在内核中执行任何操作之前,usertrap中先将STVEC指向了kernelvec变量,这是内核空间trap处理代码的位置,而不是用户空间trap处理代码的位置。
然后来一步步分析代码,注意看注释部分
// 找出当前正在运行的进程 -- 通过hartid (之前切换pagetable前已经保存到t0)
struct proc *p = myproc();
// 把当前进程的pc保存到当前进程的trapframe(防止进程切换找不到了)
// save user program counter.
p->tf->epc = r_sepc();
// 找出usertrap的原因,如果如果是8,那么是系统调用
if(r_scause() == 8){
// system call
if(p->killed)
exit(-1);
// sepc points to the ecall instruction,
// but we want to return to the next instruction.
p->tf->epc += 4;
// an interrupt will change sstatus &c registers,
// so don't enable until done with those registers.
intr_on();
syscall();
}
sys_write
void
syscall(void)
{
int num;
struct proc *p = myproc();
num = p->tf->a7;
if(num > 0 && num < NELEM(syscalls) && syscalls[num]) {
p->tf->a0 = syscalls[num]();
} else {
printf("%d %s: unknown sys call %d\n",
p->pid, p->name, num);
p->tf->a0 = -1;
}
}
sys_write
(参数保存在a0,a1和a2),现在需要返回了处理返回用户空间之前,内核要做的工作。
//
// return to user space
//
void
usertrapret(void)
{
struct proc *p = myproc();
// turn off interrupts, since we're switching
// now from kerneltrap() to usertrap().
intr_off();
// send syscalls, interrupts, and exceptions to trampoline.S
w_stvec(TRAMPOLINE + (uservec - trampoline));
// set up trapframe values that uservec will need when
// the process next re-enters the kernel.

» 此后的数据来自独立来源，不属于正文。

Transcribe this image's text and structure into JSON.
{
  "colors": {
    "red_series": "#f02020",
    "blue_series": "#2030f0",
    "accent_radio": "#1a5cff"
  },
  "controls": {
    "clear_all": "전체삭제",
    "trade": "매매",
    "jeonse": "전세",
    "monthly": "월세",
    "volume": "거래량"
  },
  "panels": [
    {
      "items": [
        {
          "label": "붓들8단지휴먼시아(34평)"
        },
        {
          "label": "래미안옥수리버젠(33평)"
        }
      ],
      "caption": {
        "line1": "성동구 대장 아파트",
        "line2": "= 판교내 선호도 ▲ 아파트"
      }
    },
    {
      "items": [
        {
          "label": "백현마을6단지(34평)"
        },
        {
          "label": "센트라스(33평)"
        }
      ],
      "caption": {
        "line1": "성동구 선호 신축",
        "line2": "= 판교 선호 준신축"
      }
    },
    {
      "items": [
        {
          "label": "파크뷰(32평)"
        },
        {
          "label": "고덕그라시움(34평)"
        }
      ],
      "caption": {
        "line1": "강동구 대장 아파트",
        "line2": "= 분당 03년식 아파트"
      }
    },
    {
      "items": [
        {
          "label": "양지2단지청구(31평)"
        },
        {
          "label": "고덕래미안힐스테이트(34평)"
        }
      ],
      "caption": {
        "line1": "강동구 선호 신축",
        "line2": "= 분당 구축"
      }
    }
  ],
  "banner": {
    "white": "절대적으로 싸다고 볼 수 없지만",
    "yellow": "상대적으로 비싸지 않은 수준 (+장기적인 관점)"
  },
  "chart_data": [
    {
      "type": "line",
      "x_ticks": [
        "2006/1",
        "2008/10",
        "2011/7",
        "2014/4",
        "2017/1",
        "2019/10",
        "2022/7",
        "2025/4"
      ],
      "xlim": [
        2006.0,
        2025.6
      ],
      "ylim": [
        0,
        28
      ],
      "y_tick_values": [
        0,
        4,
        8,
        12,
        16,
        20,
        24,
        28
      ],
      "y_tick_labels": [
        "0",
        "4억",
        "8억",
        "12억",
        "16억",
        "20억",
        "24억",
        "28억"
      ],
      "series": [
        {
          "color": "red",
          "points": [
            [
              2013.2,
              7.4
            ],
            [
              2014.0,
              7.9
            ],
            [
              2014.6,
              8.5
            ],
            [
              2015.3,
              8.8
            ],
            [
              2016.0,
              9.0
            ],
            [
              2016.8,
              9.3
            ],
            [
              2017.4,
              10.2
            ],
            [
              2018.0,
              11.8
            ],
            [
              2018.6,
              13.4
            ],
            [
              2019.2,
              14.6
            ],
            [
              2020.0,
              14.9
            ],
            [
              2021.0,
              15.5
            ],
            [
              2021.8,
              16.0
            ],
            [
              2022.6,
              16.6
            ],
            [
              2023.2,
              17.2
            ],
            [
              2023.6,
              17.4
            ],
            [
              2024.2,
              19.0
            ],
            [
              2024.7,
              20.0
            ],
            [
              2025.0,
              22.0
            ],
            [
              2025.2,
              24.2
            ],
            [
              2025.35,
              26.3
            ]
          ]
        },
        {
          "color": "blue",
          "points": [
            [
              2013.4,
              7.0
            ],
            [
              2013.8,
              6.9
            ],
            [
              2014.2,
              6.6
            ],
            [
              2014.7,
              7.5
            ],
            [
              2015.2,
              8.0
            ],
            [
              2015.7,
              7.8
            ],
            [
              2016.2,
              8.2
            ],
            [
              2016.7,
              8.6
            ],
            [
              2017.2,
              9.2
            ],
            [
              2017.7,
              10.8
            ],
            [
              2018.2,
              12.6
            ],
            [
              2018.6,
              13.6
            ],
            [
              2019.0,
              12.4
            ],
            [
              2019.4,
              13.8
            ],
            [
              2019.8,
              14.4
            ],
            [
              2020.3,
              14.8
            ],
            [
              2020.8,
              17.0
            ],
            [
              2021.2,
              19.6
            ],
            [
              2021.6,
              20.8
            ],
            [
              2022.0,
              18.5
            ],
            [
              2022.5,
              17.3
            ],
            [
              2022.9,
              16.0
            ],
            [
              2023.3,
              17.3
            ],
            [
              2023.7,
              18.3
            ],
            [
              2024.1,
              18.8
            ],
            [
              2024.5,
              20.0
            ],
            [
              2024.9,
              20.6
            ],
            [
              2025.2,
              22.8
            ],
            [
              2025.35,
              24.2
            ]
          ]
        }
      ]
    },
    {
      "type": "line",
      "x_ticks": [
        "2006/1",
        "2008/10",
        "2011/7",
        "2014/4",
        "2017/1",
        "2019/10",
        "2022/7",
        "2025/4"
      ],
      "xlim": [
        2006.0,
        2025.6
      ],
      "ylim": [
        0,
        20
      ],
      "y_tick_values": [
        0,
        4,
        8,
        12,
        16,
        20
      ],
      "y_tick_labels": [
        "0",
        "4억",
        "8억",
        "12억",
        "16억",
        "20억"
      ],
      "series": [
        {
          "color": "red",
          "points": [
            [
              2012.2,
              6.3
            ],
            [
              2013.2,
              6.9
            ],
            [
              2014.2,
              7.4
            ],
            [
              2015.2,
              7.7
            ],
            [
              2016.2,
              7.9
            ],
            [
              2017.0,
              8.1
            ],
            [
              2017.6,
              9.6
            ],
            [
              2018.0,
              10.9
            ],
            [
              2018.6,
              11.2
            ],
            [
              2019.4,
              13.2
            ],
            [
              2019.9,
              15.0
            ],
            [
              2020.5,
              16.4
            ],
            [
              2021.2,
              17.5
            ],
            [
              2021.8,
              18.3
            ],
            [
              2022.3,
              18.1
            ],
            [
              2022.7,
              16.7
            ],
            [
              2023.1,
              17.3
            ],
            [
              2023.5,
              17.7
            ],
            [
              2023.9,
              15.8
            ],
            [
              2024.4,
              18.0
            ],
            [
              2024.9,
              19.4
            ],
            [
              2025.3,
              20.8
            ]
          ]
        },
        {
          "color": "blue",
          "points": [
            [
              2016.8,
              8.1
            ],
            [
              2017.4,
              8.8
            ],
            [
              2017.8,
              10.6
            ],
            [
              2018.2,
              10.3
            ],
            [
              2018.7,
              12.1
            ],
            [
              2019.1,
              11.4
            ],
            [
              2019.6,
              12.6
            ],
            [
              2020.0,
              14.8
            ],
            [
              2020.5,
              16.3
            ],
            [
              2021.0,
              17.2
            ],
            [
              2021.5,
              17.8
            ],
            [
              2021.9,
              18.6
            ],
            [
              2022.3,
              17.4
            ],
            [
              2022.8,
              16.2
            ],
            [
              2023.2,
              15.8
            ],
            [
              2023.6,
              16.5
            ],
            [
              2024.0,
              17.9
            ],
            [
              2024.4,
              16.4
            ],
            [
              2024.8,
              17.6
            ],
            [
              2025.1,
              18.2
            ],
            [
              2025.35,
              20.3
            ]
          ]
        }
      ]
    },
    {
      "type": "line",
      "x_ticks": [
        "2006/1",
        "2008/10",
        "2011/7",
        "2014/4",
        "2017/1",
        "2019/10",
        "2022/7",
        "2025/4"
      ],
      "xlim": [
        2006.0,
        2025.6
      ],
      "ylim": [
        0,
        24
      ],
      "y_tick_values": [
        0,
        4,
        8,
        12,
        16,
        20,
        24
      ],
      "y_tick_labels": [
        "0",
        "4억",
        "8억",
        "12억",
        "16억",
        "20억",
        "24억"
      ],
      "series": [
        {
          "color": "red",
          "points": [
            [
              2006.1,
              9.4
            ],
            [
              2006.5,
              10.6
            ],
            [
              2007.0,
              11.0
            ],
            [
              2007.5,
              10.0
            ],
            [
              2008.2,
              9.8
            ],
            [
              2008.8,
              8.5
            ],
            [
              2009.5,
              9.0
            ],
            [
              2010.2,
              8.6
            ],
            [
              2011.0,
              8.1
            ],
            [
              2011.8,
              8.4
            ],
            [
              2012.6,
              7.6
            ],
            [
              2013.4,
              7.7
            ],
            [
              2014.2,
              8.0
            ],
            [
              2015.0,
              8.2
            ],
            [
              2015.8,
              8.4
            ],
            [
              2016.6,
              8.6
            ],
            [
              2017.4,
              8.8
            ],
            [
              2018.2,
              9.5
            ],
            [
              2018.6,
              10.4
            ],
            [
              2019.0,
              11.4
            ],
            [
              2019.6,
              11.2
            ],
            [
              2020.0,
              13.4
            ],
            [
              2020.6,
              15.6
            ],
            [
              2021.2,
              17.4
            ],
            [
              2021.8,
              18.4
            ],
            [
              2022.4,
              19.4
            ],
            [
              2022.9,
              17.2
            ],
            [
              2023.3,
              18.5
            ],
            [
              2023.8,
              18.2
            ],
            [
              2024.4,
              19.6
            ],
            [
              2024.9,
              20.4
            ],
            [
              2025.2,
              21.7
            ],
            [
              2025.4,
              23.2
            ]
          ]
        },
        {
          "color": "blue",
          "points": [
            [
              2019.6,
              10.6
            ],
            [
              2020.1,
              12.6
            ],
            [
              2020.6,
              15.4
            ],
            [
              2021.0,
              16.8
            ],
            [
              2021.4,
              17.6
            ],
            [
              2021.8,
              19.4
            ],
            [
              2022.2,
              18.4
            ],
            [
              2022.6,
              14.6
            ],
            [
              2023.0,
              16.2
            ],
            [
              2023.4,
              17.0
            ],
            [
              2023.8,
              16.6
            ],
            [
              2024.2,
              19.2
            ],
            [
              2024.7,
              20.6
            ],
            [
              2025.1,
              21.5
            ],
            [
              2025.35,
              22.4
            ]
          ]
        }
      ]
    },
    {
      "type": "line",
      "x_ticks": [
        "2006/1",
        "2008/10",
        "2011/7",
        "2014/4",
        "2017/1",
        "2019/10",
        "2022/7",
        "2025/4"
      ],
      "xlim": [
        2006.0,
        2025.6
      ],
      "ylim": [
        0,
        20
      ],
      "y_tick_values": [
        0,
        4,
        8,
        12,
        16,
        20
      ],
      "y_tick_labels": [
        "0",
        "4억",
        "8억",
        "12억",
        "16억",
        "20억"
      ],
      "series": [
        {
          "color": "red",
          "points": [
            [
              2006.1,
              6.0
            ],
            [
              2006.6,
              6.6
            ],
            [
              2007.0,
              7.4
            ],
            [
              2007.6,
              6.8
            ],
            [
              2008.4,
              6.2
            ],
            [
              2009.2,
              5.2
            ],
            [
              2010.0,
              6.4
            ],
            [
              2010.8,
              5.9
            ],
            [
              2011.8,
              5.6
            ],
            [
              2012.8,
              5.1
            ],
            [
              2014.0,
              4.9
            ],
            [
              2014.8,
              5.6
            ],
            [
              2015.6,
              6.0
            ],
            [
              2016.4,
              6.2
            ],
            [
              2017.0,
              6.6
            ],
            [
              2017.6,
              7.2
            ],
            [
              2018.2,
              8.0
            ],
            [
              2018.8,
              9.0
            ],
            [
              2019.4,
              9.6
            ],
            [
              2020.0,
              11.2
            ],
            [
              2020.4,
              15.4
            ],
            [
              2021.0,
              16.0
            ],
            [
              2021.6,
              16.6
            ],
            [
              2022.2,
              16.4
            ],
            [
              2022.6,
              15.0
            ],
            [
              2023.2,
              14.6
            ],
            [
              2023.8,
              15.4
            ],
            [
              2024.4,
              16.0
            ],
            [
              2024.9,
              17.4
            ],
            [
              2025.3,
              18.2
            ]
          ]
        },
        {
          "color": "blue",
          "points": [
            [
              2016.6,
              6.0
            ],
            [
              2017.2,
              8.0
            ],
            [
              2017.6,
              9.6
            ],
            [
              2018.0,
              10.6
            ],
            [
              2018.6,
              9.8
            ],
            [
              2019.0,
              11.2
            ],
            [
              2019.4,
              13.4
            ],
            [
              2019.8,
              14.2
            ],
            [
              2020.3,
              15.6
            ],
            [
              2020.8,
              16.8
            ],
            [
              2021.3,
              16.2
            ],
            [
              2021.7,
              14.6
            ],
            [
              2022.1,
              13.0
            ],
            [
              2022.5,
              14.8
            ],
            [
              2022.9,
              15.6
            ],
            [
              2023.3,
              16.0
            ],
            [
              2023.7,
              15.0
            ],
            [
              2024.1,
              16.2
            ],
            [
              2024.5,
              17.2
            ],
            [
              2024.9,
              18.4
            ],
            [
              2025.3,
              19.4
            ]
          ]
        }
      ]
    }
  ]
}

p->tf->kernel_satp = r_satp(); // kernel page table
p->tf->kernel_sp = p->kstack + PGSIZE; // process's kernel stack
p->tf->kernel_trap = (uint64)usertrap;
p->tf->kernel_hartid = r_tp(); // hartid for cpuid()
// set up the registers that trampoline.S's sret will use
// to get to user space.
// set S Previous Privilege mode to User.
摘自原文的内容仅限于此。